Sohn: TVA rightly reopens hydro plant tours

Generators are seen on the powerhouse floor inside TVA's Raccoon Mountain Pumped-Storage Plant on Friday in Chattanooga. TVA halted tours for the public after the Sept., 11 terrorist attacks in 2001, but began offering tours again this year. (Staff photo by Doug Strickland)
Generators are seen on the powerhouse floor inside TVA's Raccoon Mountain Pumped-Storage Plant on Friday in Chattanooga. TVA halted tours for the public after the Sept., 11 terrorist attacks in 2001, but began offering tours again this year. (Staff photo by Doug Strickland)

Kudos to the Tennessee Valley Authority for reopening tours to our hydroelectric dams - Chickamauga, included - and the Raccoon Mountain Pumped-Storage Facility.

TVA closed tour access to power plants after the Sept. 11, 2001, terrorist attacks, citing security concerns.

Now that those concerns have abated, it's time again to offer residents and ratepayers some fun and eye-opening lessons about the herculean task of producing electricity - and especially the value of harnessing Mother Nature and our abundant water system to make clean, alternative and cheap - the cheapest of cheap - energy.

Here in the Tennessee Valley and on the Tennessee River, we were making power with alternative energy before alternative energy was cool. Even before it was alternative.

When TVA built its dams on the Tennessee River, flowing water was the only source for electricity in the region for decades before the first coal or nuclear power plant was built.

And the Raccoon Mountain mystique is doubly amazing. It stores the ability to make power in a pinch to help with peak-power demand. It is literally a battery-like power plant inside a mountain with a lake on top that makes you feel as though you're in a James Bond movie.

Our hydro-history is important and impressive. And what better way do we have to teach our young folks the can-do value of sustainability in a time of climate uncertainty?
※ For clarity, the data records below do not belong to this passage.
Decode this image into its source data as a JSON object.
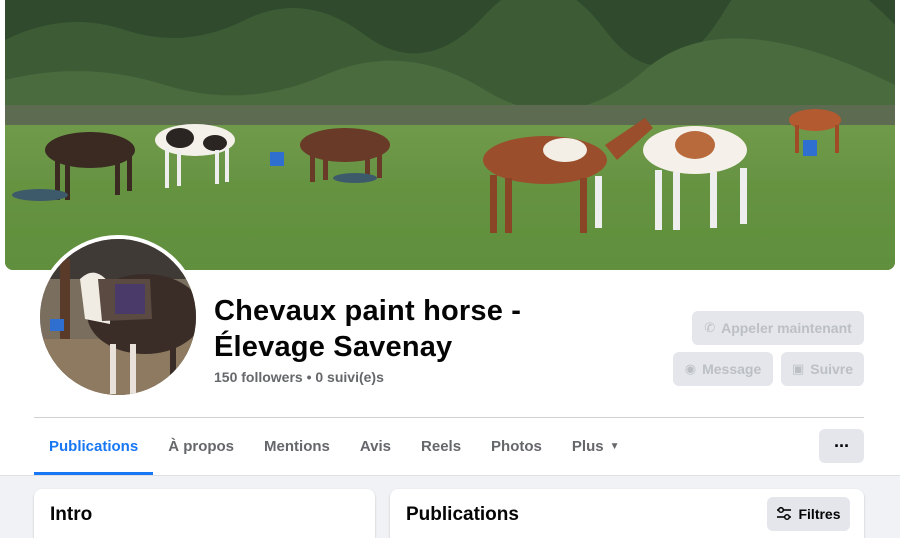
{
  "page": {
    "name": "Chevaux paint horse - Élevage Savenay",
    "stats": "150 followers • 0 suivi(e)s"
  },
  "actions": {
    "call_label": "Appeler maintenant",
    "message_label": "Message",
    "follow_label": "Suivre",
    "more_label": "···",
    "call_icon": "phone-icon",
    "message_icon": "messenger-icon",
    "follow_icon": "follow-icon"
  },
  "tabs": [
    {
      "label": "Publications",
      "active": true
    },
    {
      "label": "À propos",
      "active": false
    },
    {
      "label": "Mentions",
      "active": false
    },
    {
      "label": "Avis",
      "active": false
    },
    {
      "label": "Reels",
      "active": false
    },
    {
      "label": "Photos",
      "active": false
    },
    {
      "label": "Plus",
      "active": false
    }
  ],
  "intro": {
    "title": "Intro"
  },
  "publications": {
    "title": "Publications",
    "filter_label": "Filtres",
    "filter_icon": "sliders-icon"
  },
  "colors": {
    "accent": "#1877f2",
    "button_bg": "#e4e6eb",
    "disabled_text": "#bcc0c4",
    "page_bg": "#f0f2f5"
  }
}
The Tennessee Valley Authority, which created most of our dams and hydro plants, was part of Franklin Delano Roosevelt's New Deal to put a Depression-era America back to work by creating the very infrastructure that would power our livelihoods generations into the future. TVA, like Roosevelt's other "alphabet agencies" like Works Progress Administration (WPA) and Civilian Conservation Corps (CCC), tackled important problems facing the Southeast - like flooding, providing electricity to homes and businesses and replanting forests.

Would that other presidents and Congresses had worked together to be so caring for our country and far-sighted for its people.